Isolation of PDM and CM in steatotic liver of MASLD. (A) Schematic representation of PDM and CM isolation procedure. Eight-week-old male C57BL/6 mice were fed a WD diet for 20 weeks. The liver tissues were dissected from mice and homogenized. Low-speed centrifugation separated the fat layer containing PDM from supernatant containing CM. High-speed centrifugation stripped PDM from LDs and pelleted CM from the supernatant. (B) Confocal image of PDM in fraction 1 (fat layer) before high-speed centrifugation. Twenty-five microliters fat layer were taken and costained with MitoView™ Green (green) for mitochondria and LipidSpot™ 610 (red) for LDs (n = 5). White arrows point to the LDs surrounded by mitochondria (PDM). Scale bar, 5 μm. (C) Confocal images of isolated PDM. PDM were isolated from fat layer by high-speed centrifugation and were costained with MitoView™ Green (green) and LipidSpot™ 610 (red) (n = 5).
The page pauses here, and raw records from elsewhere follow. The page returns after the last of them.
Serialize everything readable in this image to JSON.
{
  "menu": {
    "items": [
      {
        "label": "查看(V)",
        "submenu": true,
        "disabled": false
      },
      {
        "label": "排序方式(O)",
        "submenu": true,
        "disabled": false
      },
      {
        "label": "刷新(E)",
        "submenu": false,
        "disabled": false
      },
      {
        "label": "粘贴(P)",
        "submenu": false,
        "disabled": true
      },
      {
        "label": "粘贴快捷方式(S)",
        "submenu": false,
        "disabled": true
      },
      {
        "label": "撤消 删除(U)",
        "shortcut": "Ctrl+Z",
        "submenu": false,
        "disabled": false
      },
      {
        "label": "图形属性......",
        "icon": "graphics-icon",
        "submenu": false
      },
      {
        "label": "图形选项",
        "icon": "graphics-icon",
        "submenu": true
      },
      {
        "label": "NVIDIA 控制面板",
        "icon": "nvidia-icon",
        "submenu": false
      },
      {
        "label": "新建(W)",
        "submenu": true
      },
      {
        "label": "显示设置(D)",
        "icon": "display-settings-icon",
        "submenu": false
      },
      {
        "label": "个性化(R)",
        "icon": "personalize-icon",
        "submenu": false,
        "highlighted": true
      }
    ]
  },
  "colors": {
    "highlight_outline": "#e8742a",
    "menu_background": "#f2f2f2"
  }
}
Scale bar, 5 μm. (D) Confocal images of isolated CM. CM were isolated from fraction 2 (supernatant) by high-speed centrifugation and were costained with MitoView™ Green (green) and LipidSpot ™ 610 (red) (n = 5). Scale bar, 5 μm. CM, cytoplasmic mitochondria; LD, lipid droplet; PDM, peridroplet mitochondria; WD, Western diet.
To demonstrate the existence of PDM, the fat layer was costained for mitochondria and LDs. As shown in Figure 2B, confocal microscopy revealed that some LDs (Red) were surrounded by mitochondria (Green)-PDM in the fat layer. Next, to obtain the purified mitochondria, the mitochondria located in the fat layer and the supernatant were centrifuged by high-speed centrifugation, respectively. After high-speed centrifugation, LDs will be stripped out from PDM. The isolated PDM pellet was costained for mitochondria and LDs. As shown in Figure 2C, confocal microscopy revealed that little to no LipidSpot ™ 610 staining, suggesting that PDM were successfully separated from LDs. As shown in supplemental Fig. S3, the stripped fat layer were stained with LipidSpot™ 610 and numerous LDs can be seen, suggesting that the majority of PDM were harvested from LDs. As shown in Figure 2D, the isolated CM were costained with MitoView™ Green and LipidSpot™ 610, and little to no LipidSpot™ 610 staining can be seen, suggesting that CM are devoid of associated LDs.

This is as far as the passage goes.